While he was a track coach at Sahuaro High School from 1986 to 1989, one of his student athletes committed suicide. That tragedy spurred McNeill to action, and in 1995 he became the Executive Director of One-On-One Mentoring, which gives Tucson’s at-risk youth a positive alternative to crime and substance abuse. Then, in 2007, he followed the lead of a Scottsdale organization and became Executive Director of Mentoring Tucson’s Kids (formerly known as MentorKids USA/Tucson), a faith-based one-on-one mentoring organization.
“Mentoring Tucson’s Kids” (MTK) matches caring adults with at- risk youth, ages five through 17,” says McNeill. “We focus on youth living in single-parent homes, those who are victims of domestic violence, and those who have had some type of contact with the juvenile justice system,” he explains. “Our program is primarily designed for kids who are a part of the foster care system, are living in group homes or have a parent who is incarcerated. More than 20,000 kids in Pima County have at least one parent who is incarcerated — that is more than in San Diego County, which has a larger population of 2.1 million,” he notes.
The kids are referred to MTK by schools, churches and about 25 agencies in Pima County. “There is an incredible need for mentors,” McNeill states. “I go to churches throughout Pima County and challenge the congregation to adopt a school and become servants to that school. You don’t need to preach your faith — you need to live your faith,” he stresses. “We get people out of their pews and into the community.”
McNeill recalls one young boy whose home life was in such disarray that he told his mentor he would rather die than continue living at home. “The boy and his mentor went on a MTK fishing trip, and this boy took first place and received a trophy. That next week at school, he was a big deal and really admired! We help these at- risk youth experience something that might motivate them to work through all odds, and become the person we know they can be.” By the way, this young boy eventually was taken out of his home, his mom cleaned up her act and a year later he went back home.
Mentoring Tucson’s Kids works hard to successfully match the mentor with a mentee with similar interests. Their activities can include such things as sporting events, hiking, picnics, bike rides, horseback rides, golf, bowling, concerts, life skills training and job preparation. To be an MTK mentor, you do not need any special skills, but you do need a caring heart and a love of being with kids. “Our oldest mentor was 89; we also have teenagers who partner with their parents to mentor.”
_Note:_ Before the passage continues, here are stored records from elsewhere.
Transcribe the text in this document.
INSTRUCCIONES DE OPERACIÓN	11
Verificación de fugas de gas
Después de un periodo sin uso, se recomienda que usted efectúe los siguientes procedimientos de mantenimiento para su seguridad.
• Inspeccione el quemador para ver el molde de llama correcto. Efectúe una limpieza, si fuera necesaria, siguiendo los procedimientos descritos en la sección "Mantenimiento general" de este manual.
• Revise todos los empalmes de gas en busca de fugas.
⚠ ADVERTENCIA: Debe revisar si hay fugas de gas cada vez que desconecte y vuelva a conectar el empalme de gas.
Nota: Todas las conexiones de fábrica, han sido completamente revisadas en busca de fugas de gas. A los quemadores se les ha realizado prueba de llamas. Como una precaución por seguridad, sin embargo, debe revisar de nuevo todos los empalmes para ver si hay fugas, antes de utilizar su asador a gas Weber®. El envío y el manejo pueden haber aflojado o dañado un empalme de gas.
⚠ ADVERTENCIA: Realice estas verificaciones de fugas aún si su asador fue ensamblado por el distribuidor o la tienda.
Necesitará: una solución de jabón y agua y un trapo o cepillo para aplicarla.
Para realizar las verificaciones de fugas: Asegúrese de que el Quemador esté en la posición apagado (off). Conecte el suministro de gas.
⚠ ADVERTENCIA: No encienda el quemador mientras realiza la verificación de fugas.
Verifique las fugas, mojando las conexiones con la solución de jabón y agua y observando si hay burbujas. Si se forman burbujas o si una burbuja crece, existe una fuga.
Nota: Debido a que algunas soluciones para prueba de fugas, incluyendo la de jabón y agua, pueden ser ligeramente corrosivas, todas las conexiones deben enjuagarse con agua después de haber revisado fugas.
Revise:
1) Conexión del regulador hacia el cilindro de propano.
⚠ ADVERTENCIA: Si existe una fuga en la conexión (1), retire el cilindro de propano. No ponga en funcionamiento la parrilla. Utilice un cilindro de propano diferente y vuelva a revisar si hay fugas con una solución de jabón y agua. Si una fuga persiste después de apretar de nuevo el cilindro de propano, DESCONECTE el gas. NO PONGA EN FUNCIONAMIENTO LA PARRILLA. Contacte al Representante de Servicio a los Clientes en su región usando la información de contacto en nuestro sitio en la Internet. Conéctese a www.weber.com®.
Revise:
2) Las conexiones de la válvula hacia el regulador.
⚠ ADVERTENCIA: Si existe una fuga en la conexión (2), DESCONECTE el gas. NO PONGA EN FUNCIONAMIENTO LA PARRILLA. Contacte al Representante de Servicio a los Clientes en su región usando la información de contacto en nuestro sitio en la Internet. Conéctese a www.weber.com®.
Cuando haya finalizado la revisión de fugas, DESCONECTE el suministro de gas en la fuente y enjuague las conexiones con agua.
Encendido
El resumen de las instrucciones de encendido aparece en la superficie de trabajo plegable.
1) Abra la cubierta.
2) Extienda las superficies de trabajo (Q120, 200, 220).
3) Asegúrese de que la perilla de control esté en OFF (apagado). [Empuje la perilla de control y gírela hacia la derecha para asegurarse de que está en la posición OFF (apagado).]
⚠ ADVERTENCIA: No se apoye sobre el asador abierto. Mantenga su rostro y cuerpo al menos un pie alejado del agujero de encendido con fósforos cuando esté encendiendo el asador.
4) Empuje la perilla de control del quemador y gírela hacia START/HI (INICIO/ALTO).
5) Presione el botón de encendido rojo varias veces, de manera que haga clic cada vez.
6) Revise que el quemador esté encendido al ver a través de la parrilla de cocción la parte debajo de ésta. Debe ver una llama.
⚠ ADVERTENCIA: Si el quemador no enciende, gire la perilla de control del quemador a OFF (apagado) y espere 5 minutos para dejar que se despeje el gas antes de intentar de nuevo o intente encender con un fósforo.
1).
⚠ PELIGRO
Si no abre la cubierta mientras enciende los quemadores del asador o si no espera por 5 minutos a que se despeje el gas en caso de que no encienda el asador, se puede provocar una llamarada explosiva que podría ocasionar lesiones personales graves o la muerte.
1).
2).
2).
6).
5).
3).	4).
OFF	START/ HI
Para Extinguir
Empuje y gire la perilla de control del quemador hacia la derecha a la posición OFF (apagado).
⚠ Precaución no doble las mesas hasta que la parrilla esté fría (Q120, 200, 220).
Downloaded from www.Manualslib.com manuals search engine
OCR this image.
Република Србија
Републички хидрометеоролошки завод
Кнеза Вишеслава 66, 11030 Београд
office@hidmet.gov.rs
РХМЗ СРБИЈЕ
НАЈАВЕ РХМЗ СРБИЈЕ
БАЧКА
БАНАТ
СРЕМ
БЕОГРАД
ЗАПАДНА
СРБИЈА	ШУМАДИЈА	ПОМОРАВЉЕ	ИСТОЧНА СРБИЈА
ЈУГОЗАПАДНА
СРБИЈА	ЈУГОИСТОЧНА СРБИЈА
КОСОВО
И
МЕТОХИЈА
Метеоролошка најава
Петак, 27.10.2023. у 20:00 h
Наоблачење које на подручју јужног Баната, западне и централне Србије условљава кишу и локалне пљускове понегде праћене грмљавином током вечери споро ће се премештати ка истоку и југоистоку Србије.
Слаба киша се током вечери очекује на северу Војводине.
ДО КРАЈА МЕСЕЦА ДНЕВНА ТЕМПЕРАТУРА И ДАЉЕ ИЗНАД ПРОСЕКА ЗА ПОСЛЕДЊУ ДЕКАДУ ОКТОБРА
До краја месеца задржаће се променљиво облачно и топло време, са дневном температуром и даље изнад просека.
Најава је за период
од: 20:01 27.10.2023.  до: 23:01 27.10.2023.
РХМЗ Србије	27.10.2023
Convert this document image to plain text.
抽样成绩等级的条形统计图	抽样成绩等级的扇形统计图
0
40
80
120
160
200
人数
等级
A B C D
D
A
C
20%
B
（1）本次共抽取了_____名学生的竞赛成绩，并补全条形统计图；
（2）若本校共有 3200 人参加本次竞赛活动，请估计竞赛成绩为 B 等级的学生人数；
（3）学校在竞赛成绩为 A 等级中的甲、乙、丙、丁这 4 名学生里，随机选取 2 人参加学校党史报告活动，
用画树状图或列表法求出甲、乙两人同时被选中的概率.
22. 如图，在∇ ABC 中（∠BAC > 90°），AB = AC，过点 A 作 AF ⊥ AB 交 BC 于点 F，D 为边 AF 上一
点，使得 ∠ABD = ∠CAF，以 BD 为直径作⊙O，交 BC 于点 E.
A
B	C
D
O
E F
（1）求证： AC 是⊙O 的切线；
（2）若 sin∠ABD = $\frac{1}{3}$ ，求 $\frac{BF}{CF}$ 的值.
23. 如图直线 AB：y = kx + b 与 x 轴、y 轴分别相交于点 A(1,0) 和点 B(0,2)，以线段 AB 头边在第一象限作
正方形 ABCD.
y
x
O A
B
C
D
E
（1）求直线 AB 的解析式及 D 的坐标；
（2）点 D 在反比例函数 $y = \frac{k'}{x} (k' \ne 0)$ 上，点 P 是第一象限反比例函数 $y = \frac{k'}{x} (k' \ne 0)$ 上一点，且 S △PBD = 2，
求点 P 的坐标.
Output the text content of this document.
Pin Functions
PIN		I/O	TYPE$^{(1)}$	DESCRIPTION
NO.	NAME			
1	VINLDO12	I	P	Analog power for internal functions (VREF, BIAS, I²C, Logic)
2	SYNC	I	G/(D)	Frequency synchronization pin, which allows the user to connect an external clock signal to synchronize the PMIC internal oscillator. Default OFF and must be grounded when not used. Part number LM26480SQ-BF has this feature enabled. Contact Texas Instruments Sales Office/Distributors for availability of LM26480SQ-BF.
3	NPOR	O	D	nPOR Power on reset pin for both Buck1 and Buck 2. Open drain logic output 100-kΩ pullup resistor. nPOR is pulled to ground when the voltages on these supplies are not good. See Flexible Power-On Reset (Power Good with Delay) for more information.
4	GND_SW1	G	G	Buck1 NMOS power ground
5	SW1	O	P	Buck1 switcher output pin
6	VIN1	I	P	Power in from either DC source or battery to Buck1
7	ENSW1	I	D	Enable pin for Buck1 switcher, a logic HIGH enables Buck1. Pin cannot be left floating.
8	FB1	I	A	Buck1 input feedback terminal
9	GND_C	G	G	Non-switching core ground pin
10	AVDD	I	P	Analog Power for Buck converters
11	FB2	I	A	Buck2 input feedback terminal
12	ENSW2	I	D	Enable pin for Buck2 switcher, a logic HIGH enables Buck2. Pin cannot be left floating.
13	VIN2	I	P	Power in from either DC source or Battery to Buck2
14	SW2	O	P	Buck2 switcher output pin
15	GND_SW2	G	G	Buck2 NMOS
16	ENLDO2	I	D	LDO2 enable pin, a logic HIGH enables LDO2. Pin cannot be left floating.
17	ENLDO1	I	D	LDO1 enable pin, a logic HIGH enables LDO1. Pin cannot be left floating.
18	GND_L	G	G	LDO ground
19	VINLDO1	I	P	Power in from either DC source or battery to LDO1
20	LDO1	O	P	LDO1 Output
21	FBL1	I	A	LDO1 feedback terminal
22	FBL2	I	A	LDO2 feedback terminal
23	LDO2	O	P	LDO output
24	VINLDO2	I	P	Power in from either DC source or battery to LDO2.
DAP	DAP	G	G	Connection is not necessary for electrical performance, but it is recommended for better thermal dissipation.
Prospective mentors must fill out an application, pass a back- ground check, be fingerprinted, have a safe driving record, provide four good references, be personally interviewed and go through training. The initial training session lasts two to three hours, and every month for the first year there are workshops on different topics. “We ask that a mentor commit to a year of weekly visits, or nine months if they are a college student. “Having a mentor is literally life changing for most kids as long as the mentor is consistent, caring and compassionate. If you say you will be there every week, you must do it.”
There are currently about 75 kids matched up with mentors, and about an equal number of children on the MTK waiting list. “We tend to get more females volunteering to help as mentors; as a result we have more boys on our waiting list. My goal is to not have a waiting list a year from now.”
Besides being a mentor, volunteers can serve as chaperones for events, provide office help and assist with fundraising events and community service projects.
MTK primarily is funded through donations from individuals and private family foundations. There also are two fundraising golf tournaments held each year. The Eddie Vosberg Celebrity Golf For Youth tournament is held in the fall and benefits both MTK and the One-on-One mentoring program.
The second golf tournament — “Our Mentoring Tucson’s Kids Golf Challenge” — will be held in Tubac on May 10, 2013. “Participants in that tournament get pledges based on the number of holes they play.” MTK also holds a fundraising “Help Save Our Kids Breakfast” in both Oro Valley and Green Valley.
“Mentoring a youth can be life changing and rewarding. I think most mentors get even more out of this than the kids!”